Massachusetts had 13 municipalities where non-white residents outnumbered white residents in the 2020 Census, five more than it did after the 2010 Census. The white share of the local population dropped below 50 percent in Everett, Lowell, Malden, Revere and Worcester over the past decade.

With that change, white residents are now a minority of the population in six of the state’s 10 most populous cities: Boston, Worcester, Springfield, Lowell, Brockton and Lynn.

Fall River, which is about 71 percent white, is the only city in that top 10 list that is less diverse than Massachusetts as a whole.

And many smaller communities that were once homogenous have also undergone substantial transformation as the currents of demographic change swirl.

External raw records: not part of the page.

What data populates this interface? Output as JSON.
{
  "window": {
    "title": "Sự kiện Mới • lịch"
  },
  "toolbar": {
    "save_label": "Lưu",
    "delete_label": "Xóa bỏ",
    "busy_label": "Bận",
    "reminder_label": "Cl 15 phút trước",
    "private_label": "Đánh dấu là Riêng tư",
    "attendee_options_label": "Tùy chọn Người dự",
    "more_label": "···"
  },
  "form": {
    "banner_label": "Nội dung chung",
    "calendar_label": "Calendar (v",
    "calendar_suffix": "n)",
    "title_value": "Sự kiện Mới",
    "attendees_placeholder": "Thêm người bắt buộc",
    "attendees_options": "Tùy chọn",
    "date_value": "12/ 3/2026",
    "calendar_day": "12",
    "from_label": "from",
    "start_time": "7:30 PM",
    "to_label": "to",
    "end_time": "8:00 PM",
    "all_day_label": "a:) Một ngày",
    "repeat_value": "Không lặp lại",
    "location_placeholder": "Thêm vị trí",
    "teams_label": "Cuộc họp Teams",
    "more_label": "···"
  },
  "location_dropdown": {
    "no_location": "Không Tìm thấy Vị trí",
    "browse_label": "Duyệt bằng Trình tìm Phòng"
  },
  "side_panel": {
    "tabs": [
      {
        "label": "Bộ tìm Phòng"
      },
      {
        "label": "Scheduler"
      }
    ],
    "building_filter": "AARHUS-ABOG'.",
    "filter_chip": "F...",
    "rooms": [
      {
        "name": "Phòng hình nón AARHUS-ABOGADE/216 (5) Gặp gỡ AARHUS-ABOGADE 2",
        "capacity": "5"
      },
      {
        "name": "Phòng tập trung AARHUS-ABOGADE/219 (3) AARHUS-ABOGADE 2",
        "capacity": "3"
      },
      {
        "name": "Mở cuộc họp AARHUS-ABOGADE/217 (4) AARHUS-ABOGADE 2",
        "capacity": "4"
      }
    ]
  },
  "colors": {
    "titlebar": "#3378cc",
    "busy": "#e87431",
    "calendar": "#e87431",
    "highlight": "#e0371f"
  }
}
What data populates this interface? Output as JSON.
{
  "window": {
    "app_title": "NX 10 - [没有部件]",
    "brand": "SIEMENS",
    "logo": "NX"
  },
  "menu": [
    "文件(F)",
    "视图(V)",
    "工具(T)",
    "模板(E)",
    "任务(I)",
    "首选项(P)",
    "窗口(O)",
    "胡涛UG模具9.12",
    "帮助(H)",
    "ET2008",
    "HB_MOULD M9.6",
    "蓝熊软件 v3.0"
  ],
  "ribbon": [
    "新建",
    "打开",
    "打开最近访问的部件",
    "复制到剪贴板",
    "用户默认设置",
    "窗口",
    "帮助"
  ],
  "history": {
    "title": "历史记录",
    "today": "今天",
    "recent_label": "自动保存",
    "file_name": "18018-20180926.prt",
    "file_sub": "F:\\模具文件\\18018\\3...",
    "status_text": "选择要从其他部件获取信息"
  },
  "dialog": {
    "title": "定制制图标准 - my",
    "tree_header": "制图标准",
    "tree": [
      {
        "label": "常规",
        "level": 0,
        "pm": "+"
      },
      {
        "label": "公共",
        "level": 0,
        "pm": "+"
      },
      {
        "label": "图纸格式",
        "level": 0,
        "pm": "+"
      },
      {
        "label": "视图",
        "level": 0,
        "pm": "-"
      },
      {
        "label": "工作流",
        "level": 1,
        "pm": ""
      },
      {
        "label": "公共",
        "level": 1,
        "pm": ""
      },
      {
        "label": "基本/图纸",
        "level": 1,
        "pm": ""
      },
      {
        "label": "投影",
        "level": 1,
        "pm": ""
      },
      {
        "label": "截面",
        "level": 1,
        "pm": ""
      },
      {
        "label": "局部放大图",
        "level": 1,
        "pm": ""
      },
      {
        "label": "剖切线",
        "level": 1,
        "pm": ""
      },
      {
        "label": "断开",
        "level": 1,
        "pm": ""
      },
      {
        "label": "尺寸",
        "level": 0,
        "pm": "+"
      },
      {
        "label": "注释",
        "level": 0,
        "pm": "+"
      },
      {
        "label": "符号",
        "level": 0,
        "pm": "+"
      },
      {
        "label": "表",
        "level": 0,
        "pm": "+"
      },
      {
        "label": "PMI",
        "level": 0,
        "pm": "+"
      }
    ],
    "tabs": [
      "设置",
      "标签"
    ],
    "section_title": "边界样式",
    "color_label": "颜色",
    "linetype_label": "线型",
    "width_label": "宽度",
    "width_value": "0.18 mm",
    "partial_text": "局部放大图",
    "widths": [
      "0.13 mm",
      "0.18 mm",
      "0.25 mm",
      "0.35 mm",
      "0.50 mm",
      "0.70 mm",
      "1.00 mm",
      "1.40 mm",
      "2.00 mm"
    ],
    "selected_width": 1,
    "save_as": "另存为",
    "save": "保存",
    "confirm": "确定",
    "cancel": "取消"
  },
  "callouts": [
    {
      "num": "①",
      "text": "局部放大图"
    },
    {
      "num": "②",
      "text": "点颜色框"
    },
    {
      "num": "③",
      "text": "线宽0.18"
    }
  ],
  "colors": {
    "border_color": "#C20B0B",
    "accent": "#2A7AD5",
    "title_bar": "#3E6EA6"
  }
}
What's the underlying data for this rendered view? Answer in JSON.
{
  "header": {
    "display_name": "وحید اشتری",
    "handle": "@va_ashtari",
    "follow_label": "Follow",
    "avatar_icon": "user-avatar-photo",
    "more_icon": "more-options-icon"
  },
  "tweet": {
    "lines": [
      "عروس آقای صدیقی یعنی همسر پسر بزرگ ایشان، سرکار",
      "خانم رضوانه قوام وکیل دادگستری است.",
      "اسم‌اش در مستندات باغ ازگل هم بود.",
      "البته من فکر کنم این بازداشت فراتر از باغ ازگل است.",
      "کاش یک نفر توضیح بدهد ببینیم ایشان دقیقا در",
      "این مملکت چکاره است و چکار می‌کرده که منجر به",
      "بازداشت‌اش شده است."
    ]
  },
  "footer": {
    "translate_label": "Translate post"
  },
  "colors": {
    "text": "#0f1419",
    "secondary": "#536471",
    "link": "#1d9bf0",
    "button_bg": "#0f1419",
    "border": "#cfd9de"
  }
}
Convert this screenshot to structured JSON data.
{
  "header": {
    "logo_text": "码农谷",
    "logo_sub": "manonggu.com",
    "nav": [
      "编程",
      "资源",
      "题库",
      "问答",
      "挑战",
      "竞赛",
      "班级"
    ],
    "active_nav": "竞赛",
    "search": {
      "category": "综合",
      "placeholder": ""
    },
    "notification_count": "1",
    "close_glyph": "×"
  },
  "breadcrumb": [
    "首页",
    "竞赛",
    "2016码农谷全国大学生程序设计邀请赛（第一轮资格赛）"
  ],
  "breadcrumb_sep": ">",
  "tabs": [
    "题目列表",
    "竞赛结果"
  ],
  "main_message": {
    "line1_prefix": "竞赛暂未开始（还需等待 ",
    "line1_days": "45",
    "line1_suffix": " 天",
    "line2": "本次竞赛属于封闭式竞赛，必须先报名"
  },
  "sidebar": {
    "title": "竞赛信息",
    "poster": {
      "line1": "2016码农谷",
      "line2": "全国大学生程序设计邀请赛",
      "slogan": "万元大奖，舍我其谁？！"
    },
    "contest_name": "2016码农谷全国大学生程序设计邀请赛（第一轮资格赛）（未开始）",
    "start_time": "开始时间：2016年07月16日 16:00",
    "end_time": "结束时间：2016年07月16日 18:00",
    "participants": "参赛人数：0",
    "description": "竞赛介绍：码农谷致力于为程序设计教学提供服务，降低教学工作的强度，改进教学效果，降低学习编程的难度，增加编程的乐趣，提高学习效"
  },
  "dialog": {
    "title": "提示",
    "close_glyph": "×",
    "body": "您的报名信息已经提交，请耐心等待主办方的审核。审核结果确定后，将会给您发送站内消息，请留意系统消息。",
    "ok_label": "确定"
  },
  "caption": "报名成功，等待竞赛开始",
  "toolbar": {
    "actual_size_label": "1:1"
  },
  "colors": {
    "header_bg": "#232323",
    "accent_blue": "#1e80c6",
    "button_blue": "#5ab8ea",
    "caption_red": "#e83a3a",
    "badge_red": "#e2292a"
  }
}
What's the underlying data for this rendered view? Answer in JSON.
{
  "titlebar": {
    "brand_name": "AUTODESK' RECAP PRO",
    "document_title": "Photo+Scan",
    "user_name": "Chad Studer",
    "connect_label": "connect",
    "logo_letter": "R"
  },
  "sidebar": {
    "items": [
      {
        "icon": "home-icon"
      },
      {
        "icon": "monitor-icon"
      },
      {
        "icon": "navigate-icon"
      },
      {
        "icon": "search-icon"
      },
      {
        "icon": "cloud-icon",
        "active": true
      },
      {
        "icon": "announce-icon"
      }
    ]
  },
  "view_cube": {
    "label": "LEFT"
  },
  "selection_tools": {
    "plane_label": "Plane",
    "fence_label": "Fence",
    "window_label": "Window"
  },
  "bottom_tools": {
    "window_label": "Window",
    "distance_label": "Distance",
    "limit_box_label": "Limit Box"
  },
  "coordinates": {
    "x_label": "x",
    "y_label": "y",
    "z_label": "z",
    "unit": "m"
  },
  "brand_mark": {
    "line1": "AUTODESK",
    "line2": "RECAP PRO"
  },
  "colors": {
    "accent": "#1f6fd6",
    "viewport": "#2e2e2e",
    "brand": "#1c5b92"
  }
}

Take Hopkinton, a 28-square-mile MetroWest community perhaps best known as the starting point for the Boston Marathon, as an example. More than nine out of 10 of its residents were white in 2010, and the Census Bureau that year counted 654 town residents who identified as Asian.

Over the ensuing decade, the town’s Asian population exploded to about 3,300, a more than 400 percent increase. That rapid expansion helped Hopkinton’s overall population grow by more than a quarter since 2010, even as the town’s total number of white residents remained virtually flat.